The International Air Transport Association estimates passenger numbers will roughly double in the 20 years to 2037, with Asia accounting for more than half of all new travellers. Budget offerings will fuel much of that growth.
It's no accident that three of those for sale are state-controlled. Malaysia Airlines, SriLankan, Air India are indebted and loss-making, weighed down by inefficient fleets and years of government meddling. None successfully embraced budget travel. And even the sway is gone: Air India is number three at home. Flag carriers still have some lustre, perhaps for the likes of Singapore Airlines, which needs to compensate for its lack of a domestic market, or Japan Airlines, hoping for more US traffic.
But Sri Lanka illustrates the depth of the problems: Emirates bought a near 44 per cent stake in 1998, only to walk away a decade later after the relationship with Colombo soured. In 2017, prospective buyers, including private equity firm TPG, said potential returns were just too low. The situation has only worsened: Upstart Indian rivals are eating into profitable routes; April bomb attacks, meanwhile, have dragged tourist numbers to their lowest level since the end of the civil war.
Among the few to have found serious suitors is South Korea's Asiana, with its low-cost subsidiaries, in which a 31 per cent stake is up for sale. Reuters reports bidders include Aekyung, owner of top budget carrier Jeju Air, and hedge fund KCGI, an indirect investor in Korean Air Lines. That could prompt some consolidation at last. It will be harder to find buyers for India's Jet Airways, now in bankruptcy and HNA's Hong Kong Airlines.
Airlines have proved lucrative investments before: private equity firm TPG, after all, made its name with the 1993 buyout of Continental. But Asia has been brutal, and even in saturated markets like South Korea, new budget airlines are still emerging.

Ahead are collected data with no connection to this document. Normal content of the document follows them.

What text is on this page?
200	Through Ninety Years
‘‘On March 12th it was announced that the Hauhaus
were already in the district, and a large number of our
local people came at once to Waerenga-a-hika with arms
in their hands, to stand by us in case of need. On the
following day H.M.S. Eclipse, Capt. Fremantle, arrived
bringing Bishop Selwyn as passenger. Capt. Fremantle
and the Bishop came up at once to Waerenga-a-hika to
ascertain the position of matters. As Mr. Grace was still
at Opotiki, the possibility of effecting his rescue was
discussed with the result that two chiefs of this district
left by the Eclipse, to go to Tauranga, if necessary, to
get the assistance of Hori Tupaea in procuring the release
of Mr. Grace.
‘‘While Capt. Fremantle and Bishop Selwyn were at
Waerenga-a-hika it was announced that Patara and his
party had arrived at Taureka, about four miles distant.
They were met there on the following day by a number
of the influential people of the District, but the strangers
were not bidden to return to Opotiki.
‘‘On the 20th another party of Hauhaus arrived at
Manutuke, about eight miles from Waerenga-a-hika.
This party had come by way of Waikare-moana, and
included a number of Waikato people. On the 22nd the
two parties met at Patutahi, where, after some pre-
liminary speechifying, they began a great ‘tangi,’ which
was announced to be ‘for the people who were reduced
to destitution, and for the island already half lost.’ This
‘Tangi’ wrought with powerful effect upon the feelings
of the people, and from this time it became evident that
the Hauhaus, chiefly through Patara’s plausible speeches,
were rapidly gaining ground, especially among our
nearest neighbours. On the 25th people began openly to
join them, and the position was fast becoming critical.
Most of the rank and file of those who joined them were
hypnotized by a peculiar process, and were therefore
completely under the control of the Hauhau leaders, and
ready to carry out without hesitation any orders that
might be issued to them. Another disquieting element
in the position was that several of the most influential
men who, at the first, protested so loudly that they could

Buyers should beware.
South Korean Aekyung, a retail to airline group, and activist fund KCGI plan to participate in preliminary bidding for a stake in Asiana Airlines, the country's number two carrier, company officials said on Sept 3. South Korean brokerage Mirae Asset Daewoo will also take part as a financial investor.
A 31 per cent stake in Asiana has been put up for sale by its indebted top shareholder Kumho Industrial.